Electric vehicles (barely) see an uptick
EIA projections show only a modest uptick in the sale of electric vehicles, with conventional gas-powered cars far outselling EVs into mid-century. In the past, EIA has projected that electric vehicles will see slow growth and less use than gas-powered alternatives.
This forecast comes despite the fact that EV sales increased by 81 percent last year, driven by a huge bump in the sale of Tesla’s Model 3.
“It is shockingly unrealistic forecast that they expect there to remain a yawning gap between the cost of electric cars and gasoline cars, electric trucks and diesel trucks,” Cohan said.
Skewing policy debates
Conservative, long-term projections from the EIA are not a new phenomenon, nor an expression of Trump administration policies to bolster fossil fuel industries. But the conservative estimates do pose an issue, as the federal report could skew cost estimates of pursuing clean energy technologies during policy debates.

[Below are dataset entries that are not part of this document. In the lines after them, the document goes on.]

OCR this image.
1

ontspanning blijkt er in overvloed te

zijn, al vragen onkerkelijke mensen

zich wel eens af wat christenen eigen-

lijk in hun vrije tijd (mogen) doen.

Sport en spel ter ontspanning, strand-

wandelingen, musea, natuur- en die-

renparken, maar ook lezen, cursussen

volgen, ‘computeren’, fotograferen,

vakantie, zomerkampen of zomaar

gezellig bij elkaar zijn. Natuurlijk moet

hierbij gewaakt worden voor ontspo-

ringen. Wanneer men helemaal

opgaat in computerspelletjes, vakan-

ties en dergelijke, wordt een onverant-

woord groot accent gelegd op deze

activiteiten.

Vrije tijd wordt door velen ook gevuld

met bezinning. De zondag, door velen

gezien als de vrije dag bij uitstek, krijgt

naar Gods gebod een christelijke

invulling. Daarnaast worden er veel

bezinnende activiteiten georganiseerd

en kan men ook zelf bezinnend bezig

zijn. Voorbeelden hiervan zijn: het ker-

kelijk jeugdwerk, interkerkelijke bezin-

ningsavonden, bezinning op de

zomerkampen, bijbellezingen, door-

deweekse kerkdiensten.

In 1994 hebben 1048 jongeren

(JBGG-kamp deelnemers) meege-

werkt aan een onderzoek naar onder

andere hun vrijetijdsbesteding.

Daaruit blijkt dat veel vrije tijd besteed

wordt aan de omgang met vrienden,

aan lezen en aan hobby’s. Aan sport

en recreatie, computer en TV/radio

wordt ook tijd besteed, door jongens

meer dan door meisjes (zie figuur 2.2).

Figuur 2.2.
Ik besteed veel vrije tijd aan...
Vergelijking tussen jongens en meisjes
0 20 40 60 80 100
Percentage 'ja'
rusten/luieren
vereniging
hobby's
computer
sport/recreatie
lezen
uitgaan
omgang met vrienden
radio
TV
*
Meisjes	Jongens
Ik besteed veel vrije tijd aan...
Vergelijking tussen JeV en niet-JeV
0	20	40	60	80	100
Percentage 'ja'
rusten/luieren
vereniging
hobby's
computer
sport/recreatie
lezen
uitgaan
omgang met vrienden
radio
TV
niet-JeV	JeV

“In the face of rapid and uncertain technological changes, we need models even more as decision-support tools. However, those models must be updated to capture key changes in techno-economic forces in each sector,” Jesse Jenkins, an energy consultant and Harvard-affiliated energy expert, wrote on Twitter.
“EIA's Annual Energy Outlook isn't used in an exploratory manner and their…model isn't sufficient for modeling our changing landscape, particularly in the electricity sector,” he said.
Analysts were quick to point out the daylight between other long-term estimates and the EIA’s projections, which don’t include commitments made by global leaders as part of the Paris climate agreement.
The International Energy Agency, for example, now produces two scenarios that seriously consider the Paris Agreement. Even the major oil and gas companies include these kinds of scenarios in which emissions targets are met and there is a rapid uptake of electric cars and renewable energy production.
“We've seen with wind and solar that the industries have experienced major cost reductions on the order of 60 to 75 percent over the last decade,” Clemmer said. “And I think the EIA has had trouble keeping up with those gains.”